I don’t consciously think of an audience. The biggest challenge is to please myself — a reader who’s wondrous and willing to go on a heart-rending adventure, sensual and emotional, ready to feel the surge of civilisations in his veins. Once I met a young boy on a train, a hawker of pirated books, who tried to sell me a copy of The Japanese Wife. It was a “story about waiting”, he told me. I’d like to believe that I write for anyone who cares to read, although some days I think I’m writing for my hawker on the train.

Ina: Which of your female characters would you say really breathe or sigh?

Kunal: An author must have sharp ears to listen, as each woman sighs differently. The author must be an agony aunt of sorts — to empathise with the motley characters. The birdwomen (The Miniaturist), I must confess, are my favourites. I absolutely fell in love with them while writing...

Ina: Still, the male characters in The Accountant, The Opium Clerk and The Miniaturist leave a more lasting impression.

Kunal: I’m glad I’ve displayed no gender bias in this regard! The trick to writing a successful male character, I think, is to discover his central tendency — the locus of his outer and inner life, that is.
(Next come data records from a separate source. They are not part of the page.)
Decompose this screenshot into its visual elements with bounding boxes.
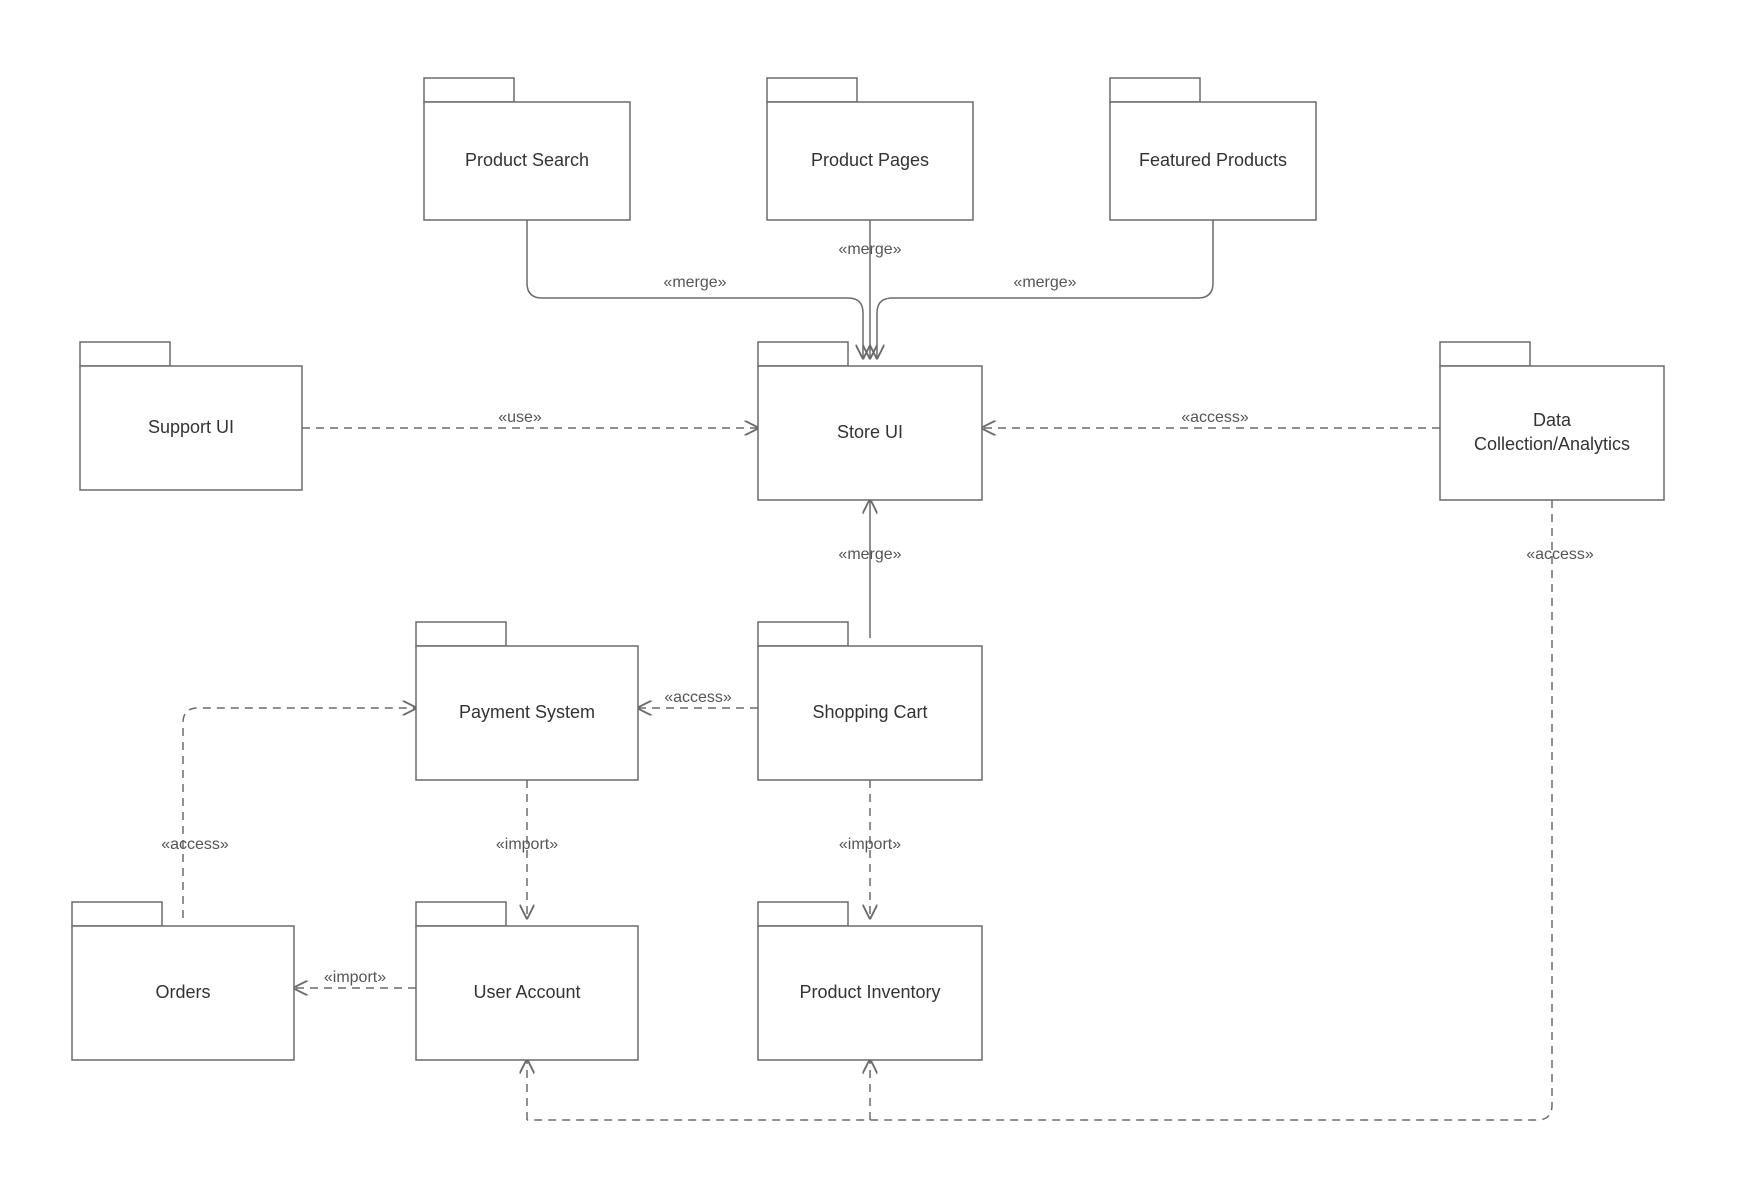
edge-label: «merge» <box>1013 274 1076 291</box>
package-data-analytics: Data Collection/Analytics <box>1440 342 1664 500</box>
package-product-search: Product Search <box>424 78 630 220</box>
edge-shoppingcart-paymentsystem: «access» <box>638 689 758 708</box>
edge-orders-paymentsystem: «access» <box>161 708 416 918</box>
package-label: Product Inventory <box>799 982 940 1002</box>
package-label: Payment System <box>459 702 595 722</box>
package-user-account: User Account <box>416 902 638 1060</box>
edge-shoppingcart-storeui: «merge» <box>838 500 901 638</box>
package-label: Featured Products <box>1139 150 1287 170</box>
uml-package-diagram: «merge» «merge» «merge» «use» «access» «… <box>0 0 1760 1195</box>
edge-label: «use» <box>498 409 542 426</box>
edge-useraccount-orders: «import» <box>294 969 416 988</box>
edge-label: «access» <box>664 689 732 706</box>
package-label-line1: Data <box>1533 410 1572 430</box>
edge-supportui-storeui: «use» <box>302 409 758 428</box>
edge-paymentsystem-useraccount: «import» <box>496 780 558 918</box>
package-label: Shopping Cart <box>812 702 927 722</box>
edge-label: «import» <box>839 836 901 853</box>
package-product-pages: Product Pages <box>767 78 973 220</box>
edge-label: «import» <box>324 969 386 986</box>
edge-dataanalytics-bottom: «access» <box>527 500 1594 1120</box>
package-support-ui: Support UI <box>80 342 302 490</box>
edge-productpages-storeui: «merge» <box>838 220 901 358</box>
edge-dataanalytics-storeui: «access» <box>982 409 1440 428</box>
edge-label: «merge» <box>838 546 901 563</box>
package-product-inventory: Product Inventory <box>758 902 982 1060</box>
edge-featuredproducts-storeui: «merge» <box>877 220 1213 358</box>
package-label-line2: Collection/Analytics <box>1474 434 1630 454</box>
package-label: Product Pages <box>811 150 929 170</box>
package-label: Orders <box>155 982 210 1002</box>
package-shopping-cart: Shopping Cart <box>758 622 982 780</box>
package-label: Support UI <box>148 417 234 437</box>
package-store-ui: Store UI <box>758 342 982 500</box>
edge-productsearch-storeui: «merge» <box>527 220 863 358</box>
package-orders: Orders <box>72 902 294 1060</box>
edge-label: «access» <box>161 836 229 853</box>
edge-label: «merge» <box>663 274 726 291</box>
package-payment-system: Payment System <box>416 622 638 780</box>
package-label: Store UI <box>837 422 903 442</box>
edge-label: «merge» <box>838 241 901 258</box>
edge-label: «access» <box>1526 546 1594 563</box>
edge-label: «import» <box>496 836 558 853</box>
edge-shoppingcart-productinventory: «import» <box>839 780 901 918</box>
package-label: Product Search <box>465 150 589 170</box>
package-featured-products: Featured Products <box>1110 78 1316 220</box>
edge-label: «access» <box>1181 409 1249 426</box>
package-label: User Account <box>473 982 580 1002</box>
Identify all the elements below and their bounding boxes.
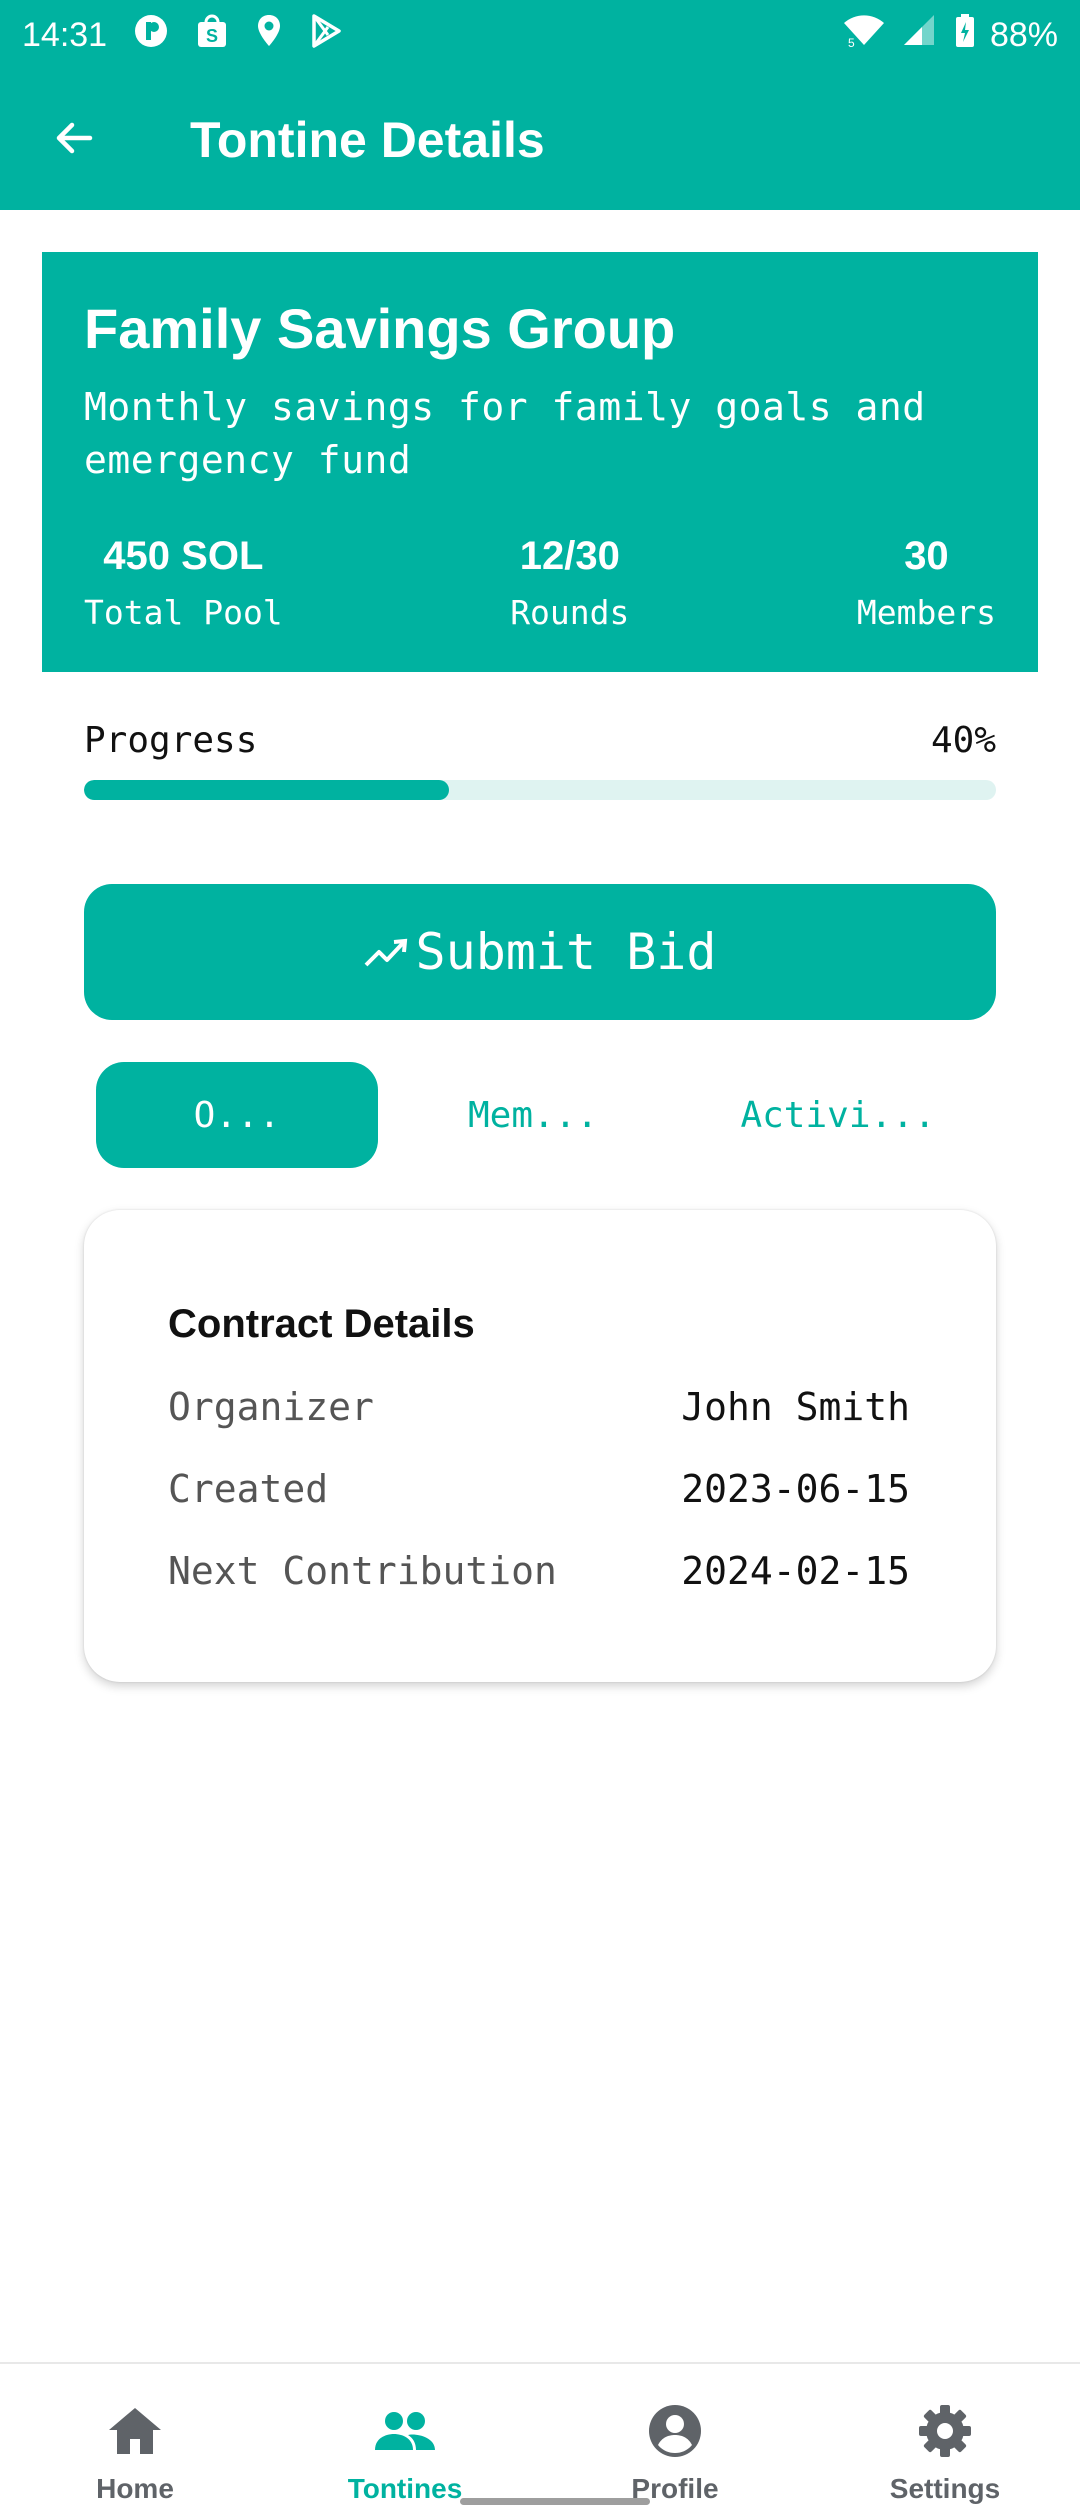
- detail-row-organizer: Organizer John Smith: [168, 1385, 910, 1429]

For a woman though, that search is fruitless as nuance and complexity define a mature female character, where the core and the periphery are in constant flux. The difference calls for a change in method.

Ina: You’ve been associated with cinema as a child actor, and then Aparna Sen’s The Japanese Wife. Would you agree that your work lends itself to cinema?

Kunal: I’ve always been enamoured by cinema, although I don’t recall much about my child actor days. The Japanese Wife was an out-of-body experience. It was quite unbelievable how a whole crew went about creating the very scenes I had written a good decade ago, sitting at my desk in Montreal as a snowstorm raged outside. The characters were like people I had known from an earlier life. It’s a testament to Aparna Sen’s genius that she turned me into a laughing and crying viewer to my own story.

Like many Bengali children, I had grown up with Abanindranath Thakur. Painting with words and thinking visually define my sensibilities: to describe a character, I’d invariably rely on light and shadow rather than facts. I researched for The Miniaturist primarily to discover foreground details that’d let me imagine the courts, the artists’ studios, the desert after a storm, the slave market, the harem... to lend shapes and colours with which I could build my story.

The draw of theatre came later, during my college days and my association with Utpal Dutt. It alerted me to the power of surprise and the need to balance a story’s tension. To this day, I’m an avid reader of plays and it reminds me that dialogue is the pivot on which characters turn and scenes take shape. I don’t know if my work lends itself easily to cinema, but I see my stories as cinema as I write them.